Author: halffastcyclingclub

We are a group of friends who ride bikes. Some of us are fast, some of us are slow, all of us are half-fast. In 2018, one of us is riding coast to coast across the US. If we meet Sal Paradise, we'll let you know.

2 thoughts on “Age”

  1. Old. When I was 52 I was running up and down mountains with boys half my age, both competitive athletes. One of them was a competitive weight-lifter and our trail running was his aerobic training. The other one considered our mountain running compensation for the days when the surf was flat. At 54, I couldn’t walk from my car to the entrance to the supermarket without a shopping cart to hold onto. I went from 26 to 80 in two years time. Just thinking about it now makes me want to cry. It was excruciatingly painful in more than one way. One, the hip degeneration hurt like hot knives being shoved into my groin. The other? My doctor said irrelevant things like, “You’re too young for osteoarthritis. I’m sending you to PT.” Where it got worse, of course, because it WAS end stage osteoarthritis as we learned when he finally ordered hip X-rays more than a year after I first presented with symptoms (classic symptoms, BTW). Since then, I’ve had the other hip replaced. One resurfacing, one replacement, two bionic hips. They work fine. Not like “real” hips but they are what I have. Now my effort is toward putting off knee replacements. I walk, but not “right.”

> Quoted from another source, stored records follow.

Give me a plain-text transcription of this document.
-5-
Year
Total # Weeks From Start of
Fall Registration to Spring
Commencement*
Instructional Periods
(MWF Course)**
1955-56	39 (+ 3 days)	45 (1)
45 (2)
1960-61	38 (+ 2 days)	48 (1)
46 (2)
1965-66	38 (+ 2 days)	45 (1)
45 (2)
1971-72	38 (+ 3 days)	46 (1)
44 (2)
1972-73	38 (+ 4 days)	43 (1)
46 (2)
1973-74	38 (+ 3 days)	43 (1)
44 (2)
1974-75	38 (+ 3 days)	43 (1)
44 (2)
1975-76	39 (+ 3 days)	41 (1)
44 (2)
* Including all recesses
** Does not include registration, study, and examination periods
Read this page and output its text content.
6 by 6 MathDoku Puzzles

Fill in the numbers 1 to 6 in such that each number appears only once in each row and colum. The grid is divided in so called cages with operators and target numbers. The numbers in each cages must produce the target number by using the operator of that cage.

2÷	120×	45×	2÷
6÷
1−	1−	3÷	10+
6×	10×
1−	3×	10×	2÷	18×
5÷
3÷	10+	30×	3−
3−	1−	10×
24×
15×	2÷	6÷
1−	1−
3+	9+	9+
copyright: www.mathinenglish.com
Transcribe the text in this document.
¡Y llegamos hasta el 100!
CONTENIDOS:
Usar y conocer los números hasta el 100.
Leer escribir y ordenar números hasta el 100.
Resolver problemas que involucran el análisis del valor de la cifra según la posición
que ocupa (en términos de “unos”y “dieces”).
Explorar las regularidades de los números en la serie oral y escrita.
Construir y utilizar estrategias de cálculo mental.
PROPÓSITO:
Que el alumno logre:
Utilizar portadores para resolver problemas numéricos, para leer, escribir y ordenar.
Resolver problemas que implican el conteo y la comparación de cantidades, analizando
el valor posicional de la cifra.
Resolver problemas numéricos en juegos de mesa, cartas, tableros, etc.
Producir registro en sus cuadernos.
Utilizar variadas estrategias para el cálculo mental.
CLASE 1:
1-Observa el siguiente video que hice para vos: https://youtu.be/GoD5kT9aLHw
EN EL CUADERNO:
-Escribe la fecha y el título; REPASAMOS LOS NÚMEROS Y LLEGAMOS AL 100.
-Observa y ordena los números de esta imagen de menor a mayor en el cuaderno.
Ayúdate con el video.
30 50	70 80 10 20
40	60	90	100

    And I’ll never ever run again. I’d never have made it over that hurdle without my big white dog to teach me the great benefit of going slow. Am I old? Well, I’m almost 69. I guess anyone would say so. But at this point it’s irrelevant to me. I also think I have gotten my left leg flexibility to the point where I can lift it over my bike like a normal person. 🙂

    Liked by 1 person

    1. I was older at 40, after a back injury, than I am now. Osteoarthritis, on the other hand, tends not to be something that allows you to get younger again. Most of the joint replacement surgeons I know advise waiting until it is excruciating before you get replacements. Why? Maybe because you’ll feel so much better that you’ll give them the appreciation they live for;) Maybe because artificial joints have a limited life expectancy and the second replacement is usually not as big a gain as the first one was. Plus, our expectations tend to change. Most of us, when we get hurt, start with the expectation of getting back to “100%”. Over time, most of us realize that won’t happen and adjust to a new normal. (And, while some runners continue for a very long time, running tends to beat up the joints – sort of like working in the trades does. Quitting either before it’s too late does wonders. Runners wear out their knees, electricians wear out their shoulders.) You seem to have discovered the joys of a slow walk with a dog, enjoying all there is to see.